The New Orleans team, the homeowners, and the St. Bernard Project volunteers on the deck the ASB group built. [Photo courtesy of Jacqueline Cirincione ‘16]

ASB participants spend week off focusing on social issues and volunteering

While many students slept in late at home or relaxed on the beach for Spring Break, two groups of Lafayette students participated in Alternative School Break trips, spending their time off working to help others and educating themselves about different social issues.

ASB is a program offered at Lafayette that allows groups of students to travel to another community and work with a specific social issue. Four trips took place over Interim this past January, and two took place last week over Spring Break.

“It’s quite an experience because usually most Spring Breaks are a little different. They’re usually either restful or people go out and have fun,” Team Leader Bowden Saunders ‘17 said.

Saunders led the Spring Break trip, “FITing In: Childhood Obesity and Self-Esteem” at an elementary school in North Carolina. The team worked with Playworks, a nonprofit organization that creates positive environments for safe and healthy recesses at low-income schools.

Twelve people attended the trip, including Learning Partner Tim Uhrich, Assistant Director of Residence Life. A Learning Partner is a faculty member from Lafayette who participates with the students on the trip.

The other Spring Break trip, “Life After Disaster: Disaster Relief”, led by Hannah Goldstein ’17, traveled to New Orleans and worked with the St. Bernard’s Project, which helps rebuild homes for people who lost their homes during Hurricane Katrina.

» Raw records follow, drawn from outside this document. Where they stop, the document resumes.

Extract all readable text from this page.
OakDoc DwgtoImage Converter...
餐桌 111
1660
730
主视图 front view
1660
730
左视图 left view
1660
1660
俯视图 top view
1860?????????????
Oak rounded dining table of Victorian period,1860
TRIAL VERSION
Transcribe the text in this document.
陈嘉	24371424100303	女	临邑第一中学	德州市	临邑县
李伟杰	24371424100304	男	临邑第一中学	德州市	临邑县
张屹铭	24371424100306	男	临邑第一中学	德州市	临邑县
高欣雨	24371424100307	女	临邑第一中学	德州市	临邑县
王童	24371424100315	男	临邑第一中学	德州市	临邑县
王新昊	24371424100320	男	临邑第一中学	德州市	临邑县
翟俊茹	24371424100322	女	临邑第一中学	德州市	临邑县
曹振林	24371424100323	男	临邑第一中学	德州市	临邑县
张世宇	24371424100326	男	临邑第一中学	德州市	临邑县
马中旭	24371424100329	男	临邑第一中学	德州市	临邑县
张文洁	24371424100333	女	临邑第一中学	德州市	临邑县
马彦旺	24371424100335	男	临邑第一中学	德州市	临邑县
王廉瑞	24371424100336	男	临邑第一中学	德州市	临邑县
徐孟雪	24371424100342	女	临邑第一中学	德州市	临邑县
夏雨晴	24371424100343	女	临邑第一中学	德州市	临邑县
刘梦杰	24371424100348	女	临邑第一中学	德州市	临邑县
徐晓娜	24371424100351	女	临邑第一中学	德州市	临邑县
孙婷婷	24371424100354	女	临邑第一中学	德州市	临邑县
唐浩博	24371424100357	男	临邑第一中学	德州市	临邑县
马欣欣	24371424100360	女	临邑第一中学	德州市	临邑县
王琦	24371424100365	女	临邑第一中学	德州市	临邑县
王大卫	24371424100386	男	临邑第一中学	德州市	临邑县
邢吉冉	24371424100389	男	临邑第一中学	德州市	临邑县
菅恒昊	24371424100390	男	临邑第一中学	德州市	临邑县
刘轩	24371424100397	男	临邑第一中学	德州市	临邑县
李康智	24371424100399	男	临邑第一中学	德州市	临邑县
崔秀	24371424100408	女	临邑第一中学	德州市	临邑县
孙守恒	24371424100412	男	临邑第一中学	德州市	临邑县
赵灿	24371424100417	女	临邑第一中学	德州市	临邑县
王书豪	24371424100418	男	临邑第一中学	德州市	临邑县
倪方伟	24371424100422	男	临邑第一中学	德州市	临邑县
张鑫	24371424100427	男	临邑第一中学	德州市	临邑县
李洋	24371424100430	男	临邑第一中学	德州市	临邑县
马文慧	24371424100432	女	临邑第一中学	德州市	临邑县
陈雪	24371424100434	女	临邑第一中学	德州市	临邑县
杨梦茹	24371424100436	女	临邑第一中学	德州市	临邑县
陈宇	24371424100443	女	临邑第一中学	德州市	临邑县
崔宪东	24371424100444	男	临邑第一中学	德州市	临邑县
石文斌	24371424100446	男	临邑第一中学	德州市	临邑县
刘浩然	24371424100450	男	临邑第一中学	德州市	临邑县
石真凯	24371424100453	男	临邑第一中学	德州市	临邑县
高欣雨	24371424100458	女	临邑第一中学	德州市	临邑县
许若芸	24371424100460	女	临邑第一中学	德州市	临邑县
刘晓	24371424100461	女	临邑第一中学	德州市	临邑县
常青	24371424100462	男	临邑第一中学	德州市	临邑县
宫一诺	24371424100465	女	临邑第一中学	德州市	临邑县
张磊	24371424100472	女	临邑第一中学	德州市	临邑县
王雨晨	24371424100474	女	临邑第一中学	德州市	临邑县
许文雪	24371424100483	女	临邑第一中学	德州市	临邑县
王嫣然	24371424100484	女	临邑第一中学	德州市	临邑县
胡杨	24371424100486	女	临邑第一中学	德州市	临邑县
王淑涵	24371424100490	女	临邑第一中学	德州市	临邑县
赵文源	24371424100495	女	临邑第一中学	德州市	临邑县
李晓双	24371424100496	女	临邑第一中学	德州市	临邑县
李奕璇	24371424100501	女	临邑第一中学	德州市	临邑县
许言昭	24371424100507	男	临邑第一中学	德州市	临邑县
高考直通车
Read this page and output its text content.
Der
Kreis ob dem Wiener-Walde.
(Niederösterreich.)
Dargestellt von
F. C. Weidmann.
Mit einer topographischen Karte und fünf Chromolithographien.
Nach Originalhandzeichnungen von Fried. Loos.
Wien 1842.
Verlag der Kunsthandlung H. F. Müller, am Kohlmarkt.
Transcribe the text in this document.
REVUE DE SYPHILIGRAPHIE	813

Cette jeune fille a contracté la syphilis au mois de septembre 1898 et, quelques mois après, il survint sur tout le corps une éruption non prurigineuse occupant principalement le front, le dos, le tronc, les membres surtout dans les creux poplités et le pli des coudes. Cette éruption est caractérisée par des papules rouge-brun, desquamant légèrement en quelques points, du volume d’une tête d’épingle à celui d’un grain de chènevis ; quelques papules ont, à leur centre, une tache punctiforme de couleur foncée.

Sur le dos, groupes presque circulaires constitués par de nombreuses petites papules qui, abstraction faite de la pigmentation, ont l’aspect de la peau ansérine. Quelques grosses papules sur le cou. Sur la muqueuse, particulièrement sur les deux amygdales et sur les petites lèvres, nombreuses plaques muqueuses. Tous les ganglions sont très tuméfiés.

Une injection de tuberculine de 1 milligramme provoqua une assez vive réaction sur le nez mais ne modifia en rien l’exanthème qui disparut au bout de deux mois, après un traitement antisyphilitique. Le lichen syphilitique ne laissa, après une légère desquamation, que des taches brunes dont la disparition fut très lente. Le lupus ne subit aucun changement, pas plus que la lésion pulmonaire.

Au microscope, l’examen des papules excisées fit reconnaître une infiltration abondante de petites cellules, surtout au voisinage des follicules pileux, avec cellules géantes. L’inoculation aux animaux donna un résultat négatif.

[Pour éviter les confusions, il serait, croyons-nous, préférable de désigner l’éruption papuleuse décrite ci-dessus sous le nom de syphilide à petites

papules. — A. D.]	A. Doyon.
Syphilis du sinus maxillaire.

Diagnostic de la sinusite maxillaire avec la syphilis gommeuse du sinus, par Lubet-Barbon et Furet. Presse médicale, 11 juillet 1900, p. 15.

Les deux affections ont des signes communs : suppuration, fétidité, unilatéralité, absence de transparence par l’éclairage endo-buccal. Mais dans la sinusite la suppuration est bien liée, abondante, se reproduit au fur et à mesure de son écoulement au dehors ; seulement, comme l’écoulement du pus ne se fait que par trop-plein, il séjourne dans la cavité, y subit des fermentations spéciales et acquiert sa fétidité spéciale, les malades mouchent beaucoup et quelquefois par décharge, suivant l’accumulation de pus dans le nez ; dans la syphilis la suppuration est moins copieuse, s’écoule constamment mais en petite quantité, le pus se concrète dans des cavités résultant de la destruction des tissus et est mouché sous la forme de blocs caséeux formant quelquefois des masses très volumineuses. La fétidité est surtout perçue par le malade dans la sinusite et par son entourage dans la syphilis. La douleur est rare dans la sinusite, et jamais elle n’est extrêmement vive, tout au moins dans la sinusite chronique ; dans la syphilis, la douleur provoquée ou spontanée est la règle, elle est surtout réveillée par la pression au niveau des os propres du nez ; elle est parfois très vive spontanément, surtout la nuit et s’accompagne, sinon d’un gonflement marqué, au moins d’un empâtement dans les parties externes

“I didn’t realize how families in New Orleans were still devastated by Hurricane Katrina and to what extent,” Jacqueline Cirincione ‘16 said. “We also did a lot of education after each day of work. We’d go back and watch a movie about Hurricane Katrina.”

The team of 13 included Learning Partner Jennifer Rao, who is an Instructional Technologist at Lafayette. They got to the worksite at 7 a.m. each morning to paint the exterior of a destroyed home and to build the family a new deck.

“The family we worked with was really great,” Cirincione said. “The husband would come out and bake us cookies and fill up our water bottles for us.”

The ASB trip not only connects Lafayette students to one another, but to greater communities.

“It helps students break out of the Lafayette bubble and really get exposed to a different culture and social issue,” ASB President Abby Williams ’15 said.

Oftentimes, that social issue is an area of interest for the team leader of the trip. When students apply to be team leaders, they are able to “identify a social issue that they’re passionate about and research a potential community organization in a location that they choose,” Director of the Landis Community Outreach Center and ASB Club Advisor Amber Zuber said.

ASB, along with the other Landis programs, are unique in that the participants do not simply exemplify volunteerism. The idea of community engagement takes volunteering one step further, and is a “combination of doing the direct service work, engaging in the community, but then also having that education background about some of these social issues,” Zuber said.

The ASB program creates mutually beneficial relationships between Lafayette’s students and faculty and the communities they help.

“It’s an experience that I think everyone should have at least once,” Saunders said. “It kind of brings you more aware of whatever issue you’re going on, and allows you to bring it back to campus and tell others about it.”